CanAgra president and CEO Jack Smit says he's pleased Kincardine decided to put their money on the line for the study.
Kincardine Mayor Larry Kraemer says they need to move on this project now.
He says they either wrestle with the challenges now or it will be decades before any gas service sees this part of the province.
Smit agrees the project is important.
He says should it not come to fruition, there is a chance his firm will have to pull up roots and re-locate elsewhere where gas service is available so that they can cut energy costs.
Meanwhile, Kincardine councillor Maureen Couture voted against spending the money saying it wasn't in the budget and that the gas utility is going to profit from the project so they should foot the bill.
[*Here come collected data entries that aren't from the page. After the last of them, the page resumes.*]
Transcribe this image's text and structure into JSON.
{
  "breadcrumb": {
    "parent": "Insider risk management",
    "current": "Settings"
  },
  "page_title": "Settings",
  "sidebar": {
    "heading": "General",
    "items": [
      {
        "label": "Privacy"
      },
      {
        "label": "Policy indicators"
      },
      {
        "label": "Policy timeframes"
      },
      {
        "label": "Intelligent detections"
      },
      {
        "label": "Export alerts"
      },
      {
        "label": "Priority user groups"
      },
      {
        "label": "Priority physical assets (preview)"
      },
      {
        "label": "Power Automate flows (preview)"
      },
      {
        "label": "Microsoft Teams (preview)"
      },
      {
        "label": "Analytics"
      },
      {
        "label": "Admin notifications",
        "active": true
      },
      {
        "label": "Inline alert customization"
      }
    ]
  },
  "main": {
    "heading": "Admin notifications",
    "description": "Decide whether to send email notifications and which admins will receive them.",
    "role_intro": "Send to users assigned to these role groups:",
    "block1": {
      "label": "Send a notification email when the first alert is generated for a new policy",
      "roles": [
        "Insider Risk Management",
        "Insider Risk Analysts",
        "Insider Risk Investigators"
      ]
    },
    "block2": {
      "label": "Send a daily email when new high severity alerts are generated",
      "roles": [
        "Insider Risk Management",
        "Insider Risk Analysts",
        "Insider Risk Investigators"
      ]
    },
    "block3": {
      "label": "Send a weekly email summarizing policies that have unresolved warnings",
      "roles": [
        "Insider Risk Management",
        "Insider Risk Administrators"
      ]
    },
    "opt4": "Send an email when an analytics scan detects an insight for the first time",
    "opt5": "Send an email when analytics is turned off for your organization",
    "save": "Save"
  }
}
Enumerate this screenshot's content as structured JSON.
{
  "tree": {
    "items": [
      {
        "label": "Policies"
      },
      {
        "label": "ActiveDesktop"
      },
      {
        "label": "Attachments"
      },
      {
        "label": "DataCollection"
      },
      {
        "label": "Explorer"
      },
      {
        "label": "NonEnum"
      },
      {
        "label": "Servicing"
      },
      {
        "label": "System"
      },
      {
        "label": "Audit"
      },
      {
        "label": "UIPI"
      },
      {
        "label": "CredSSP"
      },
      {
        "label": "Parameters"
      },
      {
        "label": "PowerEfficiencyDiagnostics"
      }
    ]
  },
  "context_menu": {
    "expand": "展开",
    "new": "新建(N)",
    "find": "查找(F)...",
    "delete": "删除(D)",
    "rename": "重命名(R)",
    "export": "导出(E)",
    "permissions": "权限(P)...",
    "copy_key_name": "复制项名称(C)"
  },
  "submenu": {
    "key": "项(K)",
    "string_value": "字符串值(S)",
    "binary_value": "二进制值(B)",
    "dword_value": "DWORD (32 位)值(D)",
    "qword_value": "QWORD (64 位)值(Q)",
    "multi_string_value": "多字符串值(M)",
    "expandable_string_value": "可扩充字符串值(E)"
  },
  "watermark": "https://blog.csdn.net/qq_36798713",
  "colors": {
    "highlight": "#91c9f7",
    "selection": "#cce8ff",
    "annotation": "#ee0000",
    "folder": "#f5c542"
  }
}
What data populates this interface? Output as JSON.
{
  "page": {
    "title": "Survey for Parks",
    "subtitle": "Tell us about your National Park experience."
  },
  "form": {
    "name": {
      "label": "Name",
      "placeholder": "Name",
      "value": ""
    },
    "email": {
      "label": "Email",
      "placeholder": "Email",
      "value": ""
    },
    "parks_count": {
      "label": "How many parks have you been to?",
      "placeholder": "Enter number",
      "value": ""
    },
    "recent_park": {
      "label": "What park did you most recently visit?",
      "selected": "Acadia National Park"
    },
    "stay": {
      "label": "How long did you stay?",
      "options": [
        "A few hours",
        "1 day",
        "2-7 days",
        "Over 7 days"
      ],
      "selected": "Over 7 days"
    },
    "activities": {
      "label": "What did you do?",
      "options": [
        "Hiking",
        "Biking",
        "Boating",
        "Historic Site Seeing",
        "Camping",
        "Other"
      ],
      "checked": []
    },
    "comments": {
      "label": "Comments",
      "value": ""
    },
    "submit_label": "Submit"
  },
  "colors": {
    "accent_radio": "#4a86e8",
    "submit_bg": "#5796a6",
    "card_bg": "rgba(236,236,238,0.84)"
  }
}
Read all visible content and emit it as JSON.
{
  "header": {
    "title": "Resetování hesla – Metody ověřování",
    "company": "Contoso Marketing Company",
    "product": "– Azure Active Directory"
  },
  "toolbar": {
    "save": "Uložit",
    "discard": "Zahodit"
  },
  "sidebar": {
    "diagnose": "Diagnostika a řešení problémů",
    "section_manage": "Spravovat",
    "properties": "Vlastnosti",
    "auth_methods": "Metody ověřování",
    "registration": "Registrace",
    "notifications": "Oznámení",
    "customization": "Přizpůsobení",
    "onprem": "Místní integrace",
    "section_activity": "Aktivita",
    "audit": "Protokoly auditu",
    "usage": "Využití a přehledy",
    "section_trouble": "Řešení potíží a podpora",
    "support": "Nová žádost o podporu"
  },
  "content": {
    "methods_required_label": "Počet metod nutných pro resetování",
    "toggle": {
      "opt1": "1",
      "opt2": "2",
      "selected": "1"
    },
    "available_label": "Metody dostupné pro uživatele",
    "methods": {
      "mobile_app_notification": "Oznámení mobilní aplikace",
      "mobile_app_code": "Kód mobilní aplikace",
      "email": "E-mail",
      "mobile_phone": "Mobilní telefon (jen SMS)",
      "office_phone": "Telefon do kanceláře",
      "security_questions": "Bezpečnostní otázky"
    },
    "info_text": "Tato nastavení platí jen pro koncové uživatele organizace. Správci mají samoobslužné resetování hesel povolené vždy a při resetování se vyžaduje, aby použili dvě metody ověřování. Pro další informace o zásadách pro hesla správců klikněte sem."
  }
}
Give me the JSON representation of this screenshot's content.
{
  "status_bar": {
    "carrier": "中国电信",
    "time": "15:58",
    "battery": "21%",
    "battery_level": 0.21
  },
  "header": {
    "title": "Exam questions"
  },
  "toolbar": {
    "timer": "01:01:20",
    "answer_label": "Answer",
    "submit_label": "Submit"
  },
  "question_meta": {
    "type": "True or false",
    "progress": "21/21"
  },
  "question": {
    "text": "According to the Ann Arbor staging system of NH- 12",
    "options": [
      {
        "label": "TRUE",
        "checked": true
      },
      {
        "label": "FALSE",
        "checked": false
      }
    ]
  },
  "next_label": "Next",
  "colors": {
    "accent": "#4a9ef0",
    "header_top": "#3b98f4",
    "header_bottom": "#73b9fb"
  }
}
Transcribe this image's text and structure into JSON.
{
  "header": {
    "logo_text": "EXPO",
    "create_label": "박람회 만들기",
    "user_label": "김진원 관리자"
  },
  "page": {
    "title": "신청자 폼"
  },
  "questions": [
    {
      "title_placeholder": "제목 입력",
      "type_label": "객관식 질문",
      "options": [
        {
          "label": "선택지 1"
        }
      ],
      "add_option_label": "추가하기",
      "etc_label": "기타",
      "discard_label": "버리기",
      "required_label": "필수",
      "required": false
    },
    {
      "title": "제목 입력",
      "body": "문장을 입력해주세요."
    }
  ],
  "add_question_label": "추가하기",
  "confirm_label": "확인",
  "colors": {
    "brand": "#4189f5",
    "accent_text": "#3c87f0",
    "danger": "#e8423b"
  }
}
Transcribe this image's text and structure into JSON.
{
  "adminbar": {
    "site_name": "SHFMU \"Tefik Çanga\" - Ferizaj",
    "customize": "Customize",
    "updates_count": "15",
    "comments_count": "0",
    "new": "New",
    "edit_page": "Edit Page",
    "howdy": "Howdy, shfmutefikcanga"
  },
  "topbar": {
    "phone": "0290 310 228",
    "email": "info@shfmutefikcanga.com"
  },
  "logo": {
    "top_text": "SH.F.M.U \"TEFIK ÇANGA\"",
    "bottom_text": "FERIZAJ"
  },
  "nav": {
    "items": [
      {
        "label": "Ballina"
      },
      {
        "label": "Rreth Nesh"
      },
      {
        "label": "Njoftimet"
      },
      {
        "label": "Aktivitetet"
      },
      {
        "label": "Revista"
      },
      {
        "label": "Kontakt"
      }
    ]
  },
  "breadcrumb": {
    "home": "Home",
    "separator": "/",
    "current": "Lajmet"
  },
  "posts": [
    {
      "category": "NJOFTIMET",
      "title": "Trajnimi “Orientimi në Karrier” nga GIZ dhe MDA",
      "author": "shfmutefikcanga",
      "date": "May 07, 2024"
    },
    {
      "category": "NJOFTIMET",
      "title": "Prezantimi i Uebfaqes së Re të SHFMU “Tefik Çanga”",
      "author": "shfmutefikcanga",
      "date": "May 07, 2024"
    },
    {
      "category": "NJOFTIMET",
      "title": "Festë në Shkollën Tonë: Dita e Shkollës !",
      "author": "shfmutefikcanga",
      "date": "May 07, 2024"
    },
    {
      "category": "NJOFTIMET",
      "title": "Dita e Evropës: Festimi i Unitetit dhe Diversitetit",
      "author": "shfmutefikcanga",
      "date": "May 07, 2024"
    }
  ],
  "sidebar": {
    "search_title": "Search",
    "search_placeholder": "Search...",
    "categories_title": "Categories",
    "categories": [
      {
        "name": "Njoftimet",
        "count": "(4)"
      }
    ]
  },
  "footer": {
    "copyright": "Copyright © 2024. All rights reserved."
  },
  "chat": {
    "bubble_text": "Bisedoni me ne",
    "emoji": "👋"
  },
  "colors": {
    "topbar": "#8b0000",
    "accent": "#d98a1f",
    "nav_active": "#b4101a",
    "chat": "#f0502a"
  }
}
Besides Kincardine's portion, Huron Kinloss and Arran Elderslie will be asked to ante up $8,125 each for the studies.
Phase 1 will determine just how many customers would be available for the gas service and phase two would determine the capital cost to construct the pipeline and distribution system.
Answers should be ready in a couple of months time.
If the answers look encouraging, then they would move on to an expensive Environmental Assessment procedure.
Estimates put the cost of the entire project at 44 million dollars of which Union Gas has 10-million in place.